García-Rodríguez et al reported that female sex and age were independently associated with extrapulmonary TB.34 In our study, extrapulmonary TB was not common either in oldest old or non-oldest old adult patient groups. However, more patients in the oldest old group had TB arthritis than those in the non-oldest old adult patient group. The invasive procedures were usually necessary in the diagnosis of extrapulmonary TB. With less enthusiasm for the invasive procedures for extrapulmonary TB diagnosis and more reliance on supportive care, extrapulmonary TB may be underestimated in the oldest old patients.

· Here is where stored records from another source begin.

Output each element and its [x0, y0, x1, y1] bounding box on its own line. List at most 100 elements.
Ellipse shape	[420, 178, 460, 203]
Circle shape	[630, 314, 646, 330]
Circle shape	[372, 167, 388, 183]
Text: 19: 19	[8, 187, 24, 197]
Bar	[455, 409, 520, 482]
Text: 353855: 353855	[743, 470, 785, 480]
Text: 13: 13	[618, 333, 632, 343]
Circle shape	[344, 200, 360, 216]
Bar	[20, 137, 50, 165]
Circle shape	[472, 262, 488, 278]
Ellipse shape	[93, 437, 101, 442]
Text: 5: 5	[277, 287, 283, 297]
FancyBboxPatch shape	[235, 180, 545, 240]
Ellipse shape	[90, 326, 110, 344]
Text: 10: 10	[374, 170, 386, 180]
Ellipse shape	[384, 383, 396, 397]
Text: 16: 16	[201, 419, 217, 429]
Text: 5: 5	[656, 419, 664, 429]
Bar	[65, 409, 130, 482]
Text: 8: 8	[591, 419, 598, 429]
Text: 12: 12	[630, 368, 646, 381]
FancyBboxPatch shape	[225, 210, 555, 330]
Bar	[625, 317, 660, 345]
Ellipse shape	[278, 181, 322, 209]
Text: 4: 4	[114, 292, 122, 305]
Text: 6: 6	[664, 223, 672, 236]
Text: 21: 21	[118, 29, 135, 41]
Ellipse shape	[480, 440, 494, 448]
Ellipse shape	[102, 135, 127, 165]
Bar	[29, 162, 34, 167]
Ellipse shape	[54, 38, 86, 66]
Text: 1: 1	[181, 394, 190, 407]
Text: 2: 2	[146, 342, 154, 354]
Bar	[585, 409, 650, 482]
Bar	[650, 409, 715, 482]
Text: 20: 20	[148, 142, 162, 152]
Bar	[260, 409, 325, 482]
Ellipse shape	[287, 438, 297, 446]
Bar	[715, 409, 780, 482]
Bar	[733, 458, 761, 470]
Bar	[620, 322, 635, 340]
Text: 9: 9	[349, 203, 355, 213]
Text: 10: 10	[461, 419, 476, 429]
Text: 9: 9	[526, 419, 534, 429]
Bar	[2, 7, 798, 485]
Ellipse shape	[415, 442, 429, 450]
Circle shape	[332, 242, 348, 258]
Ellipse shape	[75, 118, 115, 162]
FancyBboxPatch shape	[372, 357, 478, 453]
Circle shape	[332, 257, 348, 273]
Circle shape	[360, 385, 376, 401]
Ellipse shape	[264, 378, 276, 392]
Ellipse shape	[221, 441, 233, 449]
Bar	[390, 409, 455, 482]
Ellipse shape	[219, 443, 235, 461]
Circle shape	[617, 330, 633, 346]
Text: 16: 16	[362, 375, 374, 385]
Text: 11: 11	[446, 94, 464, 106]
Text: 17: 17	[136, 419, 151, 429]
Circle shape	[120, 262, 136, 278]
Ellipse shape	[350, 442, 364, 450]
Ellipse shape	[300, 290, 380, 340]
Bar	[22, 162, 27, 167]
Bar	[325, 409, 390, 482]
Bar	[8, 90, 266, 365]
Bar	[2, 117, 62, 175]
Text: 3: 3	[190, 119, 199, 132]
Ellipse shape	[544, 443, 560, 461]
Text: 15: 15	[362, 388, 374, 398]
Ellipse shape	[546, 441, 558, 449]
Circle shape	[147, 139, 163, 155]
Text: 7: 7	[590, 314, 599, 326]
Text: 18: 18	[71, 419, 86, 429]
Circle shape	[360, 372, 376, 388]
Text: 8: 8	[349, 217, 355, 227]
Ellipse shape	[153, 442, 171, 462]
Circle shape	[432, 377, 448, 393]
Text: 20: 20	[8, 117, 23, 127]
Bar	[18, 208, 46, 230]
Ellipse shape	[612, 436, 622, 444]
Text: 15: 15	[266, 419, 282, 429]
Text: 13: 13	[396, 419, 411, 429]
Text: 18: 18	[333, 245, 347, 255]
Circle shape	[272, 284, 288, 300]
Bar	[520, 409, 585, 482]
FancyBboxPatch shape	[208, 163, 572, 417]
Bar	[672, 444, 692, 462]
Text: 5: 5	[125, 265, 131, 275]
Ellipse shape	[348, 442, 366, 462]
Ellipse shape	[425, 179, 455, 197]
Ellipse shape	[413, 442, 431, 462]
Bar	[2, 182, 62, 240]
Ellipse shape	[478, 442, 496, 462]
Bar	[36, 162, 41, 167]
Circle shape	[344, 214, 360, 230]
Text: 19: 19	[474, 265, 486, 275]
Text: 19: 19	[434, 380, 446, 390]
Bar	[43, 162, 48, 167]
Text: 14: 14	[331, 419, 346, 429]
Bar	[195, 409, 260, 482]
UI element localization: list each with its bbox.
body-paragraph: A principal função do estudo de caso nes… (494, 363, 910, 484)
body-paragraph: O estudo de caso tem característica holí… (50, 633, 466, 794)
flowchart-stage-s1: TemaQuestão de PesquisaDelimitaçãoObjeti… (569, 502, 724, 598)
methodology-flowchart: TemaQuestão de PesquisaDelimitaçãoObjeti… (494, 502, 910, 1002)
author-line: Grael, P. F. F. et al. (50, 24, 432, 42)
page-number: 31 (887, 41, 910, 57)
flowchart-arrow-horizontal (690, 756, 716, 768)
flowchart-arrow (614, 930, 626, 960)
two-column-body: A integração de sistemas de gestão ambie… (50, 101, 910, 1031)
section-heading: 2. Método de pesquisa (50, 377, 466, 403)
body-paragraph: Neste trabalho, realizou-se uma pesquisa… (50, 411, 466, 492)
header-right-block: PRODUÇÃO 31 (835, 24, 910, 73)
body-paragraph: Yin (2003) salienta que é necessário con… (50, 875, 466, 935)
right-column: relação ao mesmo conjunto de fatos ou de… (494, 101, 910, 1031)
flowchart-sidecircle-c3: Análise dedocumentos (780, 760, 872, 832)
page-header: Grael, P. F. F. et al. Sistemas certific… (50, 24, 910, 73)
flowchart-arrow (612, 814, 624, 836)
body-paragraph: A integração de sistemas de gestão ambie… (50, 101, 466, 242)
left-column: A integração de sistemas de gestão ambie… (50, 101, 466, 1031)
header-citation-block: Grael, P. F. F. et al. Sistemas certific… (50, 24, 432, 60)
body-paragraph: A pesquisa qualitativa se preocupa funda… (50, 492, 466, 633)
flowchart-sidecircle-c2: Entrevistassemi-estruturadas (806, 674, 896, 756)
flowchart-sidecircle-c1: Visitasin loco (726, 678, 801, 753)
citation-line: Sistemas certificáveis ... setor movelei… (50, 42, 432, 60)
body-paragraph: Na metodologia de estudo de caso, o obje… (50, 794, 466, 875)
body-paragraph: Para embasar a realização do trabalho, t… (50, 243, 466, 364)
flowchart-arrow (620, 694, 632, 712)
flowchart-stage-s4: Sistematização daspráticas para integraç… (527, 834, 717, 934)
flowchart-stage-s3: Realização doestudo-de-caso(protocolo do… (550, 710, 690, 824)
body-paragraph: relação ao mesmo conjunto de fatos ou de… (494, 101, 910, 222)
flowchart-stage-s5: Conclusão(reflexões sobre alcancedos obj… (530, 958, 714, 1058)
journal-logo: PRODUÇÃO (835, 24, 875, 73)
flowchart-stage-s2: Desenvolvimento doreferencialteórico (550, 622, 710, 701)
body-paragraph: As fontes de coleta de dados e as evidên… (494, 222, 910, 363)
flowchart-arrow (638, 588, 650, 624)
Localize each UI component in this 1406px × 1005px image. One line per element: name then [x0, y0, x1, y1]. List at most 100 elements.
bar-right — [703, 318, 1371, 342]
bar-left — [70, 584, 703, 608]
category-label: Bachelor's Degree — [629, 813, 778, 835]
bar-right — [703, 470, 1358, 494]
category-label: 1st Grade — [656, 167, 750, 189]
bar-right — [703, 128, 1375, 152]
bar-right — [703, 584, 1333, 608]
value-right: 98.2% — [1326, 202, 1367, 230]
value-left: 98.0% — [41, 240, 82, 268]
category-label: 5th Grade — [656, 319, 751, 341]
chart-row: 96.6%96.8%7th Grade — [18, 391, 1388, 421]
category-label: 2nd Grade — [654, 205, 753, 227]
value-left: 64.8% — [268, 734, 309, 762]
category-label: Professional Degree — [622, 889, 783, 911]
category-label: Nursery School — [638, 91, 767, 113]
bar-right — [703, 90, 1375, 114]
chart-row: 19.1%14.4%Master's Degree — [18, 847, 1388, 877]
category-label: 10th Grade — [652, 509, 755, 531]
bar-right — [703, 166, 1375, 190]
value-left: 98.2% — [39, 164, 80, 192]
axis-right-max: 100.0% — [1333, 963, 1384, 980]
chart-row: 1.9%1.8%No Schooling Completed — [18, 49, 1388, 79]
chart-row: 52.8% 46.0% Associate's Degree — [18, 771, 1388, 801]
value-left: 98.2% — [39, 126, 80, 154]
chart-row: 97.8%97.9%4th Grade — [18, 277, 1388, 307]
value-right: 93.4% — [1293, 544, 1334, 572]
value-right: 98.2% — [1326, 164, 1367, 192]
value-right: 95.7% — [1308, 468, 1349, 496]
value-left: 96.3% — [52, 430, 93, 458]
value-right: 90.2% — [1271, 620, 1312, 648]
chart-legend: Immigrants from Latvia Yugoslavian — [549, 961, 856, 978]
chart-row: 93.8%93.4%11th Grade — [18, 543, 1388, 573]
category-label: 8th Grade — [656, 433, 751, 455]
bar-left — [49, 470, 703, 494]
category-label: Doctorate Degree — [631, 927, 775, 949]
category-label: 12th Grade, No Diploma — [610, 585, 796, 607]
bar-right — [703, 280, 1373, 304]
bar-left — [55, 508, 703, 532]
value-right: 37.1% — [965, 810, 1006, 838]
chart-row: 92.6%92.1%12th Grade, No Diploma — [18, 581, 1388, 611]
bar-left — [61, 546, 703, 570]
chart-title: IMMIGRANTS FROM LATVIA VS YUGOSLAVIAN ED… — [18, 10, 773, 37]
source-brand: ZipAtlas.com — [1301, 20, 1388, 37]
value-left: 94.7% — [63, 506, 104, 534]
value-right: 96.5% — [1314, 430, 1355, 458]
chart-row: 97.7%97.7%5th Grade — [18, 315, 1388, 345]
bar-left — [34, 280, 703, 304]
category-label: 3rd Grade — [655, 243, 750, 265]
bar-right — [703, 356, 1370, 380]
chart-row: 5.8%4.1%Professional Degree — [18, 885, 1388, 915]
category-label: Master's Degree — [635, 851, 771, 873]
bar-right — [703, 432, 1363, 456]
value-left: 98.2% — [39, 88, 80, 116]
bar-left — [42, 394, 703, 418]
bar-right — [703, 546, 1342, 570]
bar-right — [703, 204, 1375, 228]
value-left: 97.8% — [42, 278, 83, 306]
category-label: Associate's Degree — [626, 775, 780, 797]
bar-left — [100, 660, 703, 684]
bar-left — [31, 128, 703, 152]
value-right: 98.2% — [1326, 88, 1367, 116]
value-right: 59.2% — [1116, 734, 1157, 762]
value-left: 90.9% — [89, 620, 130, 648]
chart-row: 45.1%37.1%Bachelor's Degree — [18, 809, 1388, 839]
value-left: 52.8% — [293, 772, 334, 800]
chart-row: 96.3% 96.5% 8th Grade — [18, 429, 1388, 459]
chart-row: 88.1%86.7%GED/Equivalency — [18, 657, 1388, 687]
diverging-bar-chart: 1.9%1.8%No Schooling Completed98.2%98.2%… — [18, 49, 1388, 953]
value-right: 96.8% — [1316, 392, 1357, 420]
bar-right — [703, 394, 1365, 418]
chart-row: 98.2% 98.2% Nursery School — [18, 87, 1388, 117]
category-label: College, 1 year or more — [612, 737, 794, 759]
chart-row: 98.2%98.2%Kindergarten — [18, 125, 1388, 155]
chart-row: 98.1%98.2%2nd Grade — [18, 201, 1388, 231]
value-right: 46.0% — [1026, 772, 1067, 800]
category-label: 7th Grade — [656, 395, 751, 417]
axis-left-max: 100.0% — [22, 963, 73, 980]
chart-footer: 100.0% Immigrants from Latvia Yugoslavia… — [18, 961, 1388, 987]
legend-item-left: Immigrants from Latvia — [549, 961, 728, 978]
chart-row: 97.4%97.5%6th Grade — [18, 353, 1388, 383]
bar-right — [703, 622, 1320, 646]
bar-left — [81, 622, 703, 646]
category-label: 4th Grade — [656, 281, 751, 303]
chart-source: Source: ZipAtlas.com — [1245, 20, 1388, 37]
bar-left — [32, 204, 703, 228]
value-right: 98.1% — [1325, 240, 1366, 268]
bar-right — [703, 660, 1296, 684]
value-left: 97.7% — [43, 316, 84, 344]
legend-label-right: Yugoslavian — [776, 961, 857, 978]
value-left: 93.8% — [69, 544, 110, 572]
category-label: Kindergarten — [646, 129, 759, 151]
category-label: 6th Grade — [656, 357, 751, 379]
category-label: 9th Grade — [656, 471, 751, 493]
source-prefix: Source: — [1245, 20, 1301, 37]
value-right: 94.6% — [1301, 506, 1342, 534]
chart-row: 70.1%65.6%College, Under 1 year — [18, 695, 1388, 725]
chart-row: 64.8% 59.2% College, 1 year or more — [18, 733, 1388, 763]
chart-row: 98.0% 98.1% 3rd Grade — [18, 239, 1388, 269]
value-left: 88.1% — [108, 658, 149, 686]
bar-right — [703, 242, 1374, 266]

This study had some limitations. First, the exclusion of patients who died in the 2 months of diagnosis may result in an underestimation of the ratio of the unfavorable outcome. Second, only ~40% of patients were available for hepatitis B or C seromarkers; further studies for establishing the roles of hepatitis virus seromarkers in oldest old patients were needed. Finally, the term hepatitis during the anti-TB therapy was not equivalent to the term drug-induced hepatitis.
In the adult TB patients with RIP treatment, oldest old age and hepatitis during treatment were associated with unfavorable outcome. For the oldest old TB patients with hepatitis during treatment, rechallenge and use of rifampicin might be beneficial to the treatment outcome.
The study was conducted independently of the funding agencies and pharmaceutical companies.
The authors report no conflicts of interest in this work.